The extent of poverty and social exclusion in Australia is measured using data from the Household, Income and Labour Dynamics in Australia (HILDA) Survey. For each individual, the authors construct a measure of social exclusion that recognises its multidimensionality, including its potential variability in depth at a point in time and in persistence over time. They distinguish seven dimensions or domains: material resources; employment; education and skills; health and disability; social; community; and personal safety. For each of these seven domains, several indicators of social exclusion are produced. A simple ‘sum-score’ method is then used to estimate the extent or depth of exclusion, with a measure a function of both the number of domains in which exclusion is experienced and the number of indicators of exclusion present within each domain.

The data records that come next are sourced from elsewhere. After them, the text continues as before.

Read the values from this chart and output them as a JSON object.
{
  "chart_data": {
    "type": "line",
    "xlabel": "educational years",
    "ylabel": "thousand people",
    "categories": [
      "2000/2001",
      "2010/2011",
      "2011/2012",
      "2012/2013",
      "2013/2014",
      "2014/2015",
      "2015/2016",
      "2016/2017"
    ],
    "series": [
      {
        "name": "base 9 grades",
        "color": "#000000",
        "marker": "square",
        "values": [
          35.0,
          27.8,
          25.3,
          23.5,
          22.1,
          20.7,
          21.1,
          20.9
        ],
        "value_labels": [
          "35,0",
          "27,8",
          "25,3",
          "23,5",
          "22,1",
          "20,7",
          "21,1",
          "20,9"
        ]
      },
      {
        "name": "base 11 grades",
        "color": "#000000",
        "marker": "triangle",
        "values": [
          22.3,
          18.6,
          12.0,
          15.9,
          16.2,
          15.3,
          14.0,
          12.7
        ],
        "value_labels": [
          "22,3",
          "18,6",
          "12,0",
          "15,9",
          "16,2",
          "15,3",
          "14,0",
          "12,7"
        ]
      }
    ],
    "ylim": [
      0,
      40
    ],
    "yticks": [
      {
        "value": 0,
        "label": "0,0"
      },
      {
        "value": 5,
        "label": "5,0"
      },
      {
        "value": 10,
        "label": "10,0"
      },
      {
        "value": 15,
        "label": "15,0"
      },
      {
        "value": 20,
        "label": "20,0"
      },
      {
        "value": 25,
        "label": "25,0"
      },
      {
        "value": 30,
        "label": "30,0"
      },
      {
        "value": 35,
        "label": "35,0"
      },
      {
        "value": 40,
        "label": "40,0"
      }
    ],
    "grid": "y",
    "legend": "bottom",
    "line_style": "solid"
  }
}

Sensitivity of findings to alternative weighting regimes for the indicators and to alternative methods, proposed by Capellari and Jenkins (2007), is examined. Persistence of exclusion is also briefly considered. The exclusion measure identifies 20 to 30 per cent of the Australian population aged 15 years and over as experiencing ‘marginal exclusion’ at any given point in time. Four to six per cent are ‘deeply excluded’, and less than one per cent are ‘very deeply excluded’.
The authors find that, although there are commonalities in the demographic composition of the socially excluded and the income poor, there are also some important differences. For example, persons 65 years and over represent a much smaller share of the most ‘excluded’ group than they do of the ‘poorest’; and couple and single families with children represent a larger share of the excluded than they do of the poor.